I greci distinguevano una duplice ascesi: quella fisica praticata dai soldati che si esercitavano nel maneggio delle armi e quella degli atleti che si preparavano ad irrobustire il corpo con uno speciale regime di vita non solo fisico, ma anche morale, che consisteva nello studio della filosofia, dell’arte, del pensiero alto per raggiungere la virtù, intesa come tipo di vita di una moralità ineccepibile, per entrare nella “teodicea”, studio dell’olimpo dove abitavano gli dei.
Negli scavi geologici in Grecia, a Roma e altrove, troviamo infatti tombe che parlano degli dei dell’Olimpo e iscrizioni su pietra che insistono nel tema della virtù ottenuta con lo studio della filosofia, dell’arte, del pensiero alto. Il vocabolo “virtù” appartiene specialmente a Socrate e a Platone.

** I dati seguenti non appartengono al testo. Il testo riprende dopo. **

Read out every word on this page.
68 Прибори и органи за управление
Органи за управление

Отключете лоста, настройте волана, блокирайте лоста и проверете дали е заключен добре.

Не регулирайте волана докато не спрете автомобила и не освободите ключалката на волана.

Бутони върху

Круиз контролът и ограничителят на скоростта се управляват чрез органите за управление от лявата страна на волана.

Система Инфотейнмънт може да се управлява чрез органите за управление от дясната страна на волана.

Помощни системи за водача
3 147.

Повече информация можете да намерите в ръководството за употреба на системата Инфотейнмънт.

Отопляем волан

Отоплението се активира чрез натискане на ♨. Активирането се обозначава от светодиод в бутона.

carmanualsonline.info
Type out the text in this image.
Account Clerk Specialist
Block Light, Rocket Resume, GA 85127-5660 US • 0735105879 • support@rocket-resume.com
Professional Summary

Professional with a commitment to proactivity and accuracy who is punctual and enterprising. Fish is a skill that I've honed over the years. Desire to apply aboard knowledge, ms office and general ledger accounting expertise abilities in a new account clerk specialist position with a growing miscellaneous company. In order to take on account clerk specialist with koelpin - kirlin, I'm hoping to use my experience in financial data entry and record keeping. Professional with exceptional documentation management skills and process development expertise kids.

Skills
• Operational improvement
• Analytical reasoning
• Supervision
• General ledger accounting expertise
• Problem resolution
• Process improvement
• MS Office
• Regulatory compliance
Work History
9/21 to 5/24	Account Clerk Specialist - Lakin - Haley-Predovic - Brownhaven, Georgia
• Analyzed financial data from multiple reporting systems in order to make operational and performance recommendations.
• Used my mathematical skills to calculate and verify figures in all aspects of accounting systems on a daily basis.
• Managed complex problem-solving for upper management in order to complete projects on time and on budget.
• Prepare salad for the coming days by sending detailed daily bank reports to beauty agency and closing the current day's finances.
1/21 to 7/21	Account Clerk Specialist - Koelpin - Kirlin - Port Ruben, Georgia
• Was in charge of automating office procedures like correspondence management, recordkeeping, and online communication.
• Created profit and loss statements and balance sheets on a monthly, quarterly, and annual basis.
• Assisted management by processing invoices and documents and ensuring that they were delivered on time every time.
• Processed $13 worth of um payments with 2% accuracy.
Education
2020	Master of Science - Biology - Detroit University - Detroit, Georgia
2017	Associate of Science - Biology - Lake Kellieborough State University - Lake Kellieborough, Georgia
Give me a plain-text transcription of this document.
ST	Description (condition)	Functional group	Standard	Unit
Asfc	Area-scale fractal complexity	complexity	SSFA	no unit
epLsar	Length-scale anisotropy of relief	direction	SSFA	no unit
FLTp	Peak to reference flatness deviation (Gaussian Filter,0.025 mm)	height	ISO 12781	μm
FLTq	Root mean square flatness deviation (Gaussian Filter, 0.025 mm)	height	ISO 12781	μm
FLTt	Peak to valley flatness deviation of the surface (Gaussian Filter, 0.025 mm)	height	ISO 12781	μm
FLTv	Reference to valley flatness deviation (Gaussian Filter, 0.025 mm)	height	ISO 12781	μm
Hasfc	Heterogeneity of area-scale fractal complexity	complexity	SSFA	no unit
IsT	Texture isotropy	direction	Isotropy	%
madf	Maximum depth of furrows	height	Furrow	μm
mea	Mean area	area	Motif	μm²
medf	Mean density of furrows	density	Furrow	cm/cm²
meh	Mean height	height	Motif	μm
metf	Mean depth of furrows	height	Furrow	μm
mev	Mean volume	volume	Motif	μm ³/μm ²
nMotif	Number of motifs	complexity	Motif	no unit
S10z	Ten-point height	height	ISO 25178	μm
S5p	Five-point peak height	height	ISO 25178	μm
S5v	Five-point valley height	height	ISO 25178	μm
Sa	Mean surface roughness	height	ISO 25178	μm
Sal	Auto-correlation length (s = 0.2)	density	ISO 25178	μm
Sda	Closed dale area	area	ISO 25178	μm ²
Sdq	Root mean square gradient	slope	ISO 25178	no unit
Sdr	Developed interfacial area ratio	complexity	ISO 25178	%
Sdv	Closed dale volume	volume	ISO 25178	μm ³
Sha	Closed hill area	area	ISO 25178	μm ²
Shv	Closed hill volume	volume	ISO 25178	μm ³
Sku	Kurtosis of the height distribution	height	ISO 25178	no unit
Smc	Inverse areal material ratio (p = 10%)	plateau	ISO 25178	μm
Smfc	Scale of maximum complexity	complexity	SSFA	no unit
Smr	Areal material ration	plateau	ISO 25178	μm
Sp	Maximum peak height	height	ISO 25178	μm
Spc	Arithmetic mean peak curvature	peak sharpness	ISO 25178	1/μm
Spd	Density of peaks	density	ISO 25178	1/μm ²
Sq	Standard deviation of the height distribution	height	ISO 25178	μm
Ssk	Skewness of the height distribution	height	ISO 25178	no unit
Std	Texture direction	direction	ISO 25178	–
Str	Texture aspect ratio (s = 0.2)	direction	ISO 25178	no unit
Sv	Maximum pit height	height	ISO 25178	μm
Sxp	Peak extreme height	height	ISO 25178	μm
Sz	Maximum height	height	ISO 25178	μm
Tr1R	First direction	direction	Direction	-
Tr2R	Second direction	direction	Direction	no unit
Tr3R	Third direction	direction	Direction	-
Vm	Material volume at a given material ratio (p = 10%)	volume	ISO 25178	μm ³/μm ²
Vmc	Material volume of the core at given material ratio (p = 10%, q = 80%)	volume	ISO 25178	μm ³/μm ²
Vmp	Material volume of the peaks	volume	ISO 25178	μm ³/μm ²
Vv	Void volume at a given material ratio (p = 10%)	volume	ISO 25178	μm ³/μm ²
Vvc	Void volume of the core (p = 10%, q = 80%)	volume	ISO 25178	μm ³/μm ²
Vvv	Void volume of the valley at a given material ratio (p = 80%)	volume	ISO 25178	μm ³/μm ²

Per il primo, “virtù” è il complesso di pensiero e parola per vincere l’ignoranza ritenuta principio di ogni male e molto pericolosa per l’individuo e per la società. Nell’ambiente cristiano il concetto di virtù non riveste grande importanza. La parola “virtù” compare una volta sola in Paolo nella lettera a Filemone 4,8 nel concetto di nobiltà d’animo.
Nelle lettere degli Apostoli, invece, hanno una certa importanza gli elenchi delle virtù dei cristiani e i vizi dei pagani. Paolo, con tutta semplicità, esorta i cristiani a cercare di seguire tutto ciò che è buono e giusto, onorato, amabile nella letteratura romana e accoglie il loro concetto di coscienza (Rom 2,14).
C’è da notare che il Nuovo Testamento non conosce la distinzione di Aristotele tra virtù pratica e virtù teoretica. La virtù nella Bibbia è un costitutivo essenziale della persona in tutto il suo dire e fare nel quotidiano, tanto che la persona virtuosa è perfetta. Interessante sapere che le virtù che appaiono nei catechismi nella loro formazione sono proprio quelle della cultura dell’antica Grecia, di Platone e, tra i romani, di Cicerone.
Per Aristotele e Cicerone le virtù non servono per un fine esterno come lo Stato e la religione. Le virtù sono intese come percorso dell’anima, per realizzare la “eudonomia”, cioè la felicità e la sicurezza di se stessi in tutto ciò che è bello e buono.
La Bibbia sembra rifuggire dalla concezione greca troppo intenta ad evidenziare il merito dell’uomo. Il Vangelo spesso non lascia alcun spazio al vanto dell’uomo che si stente perfetto e sicuro e ricorda invece che tutto il bene che è nella persona è dono di Dio, frutto del Suo spirito.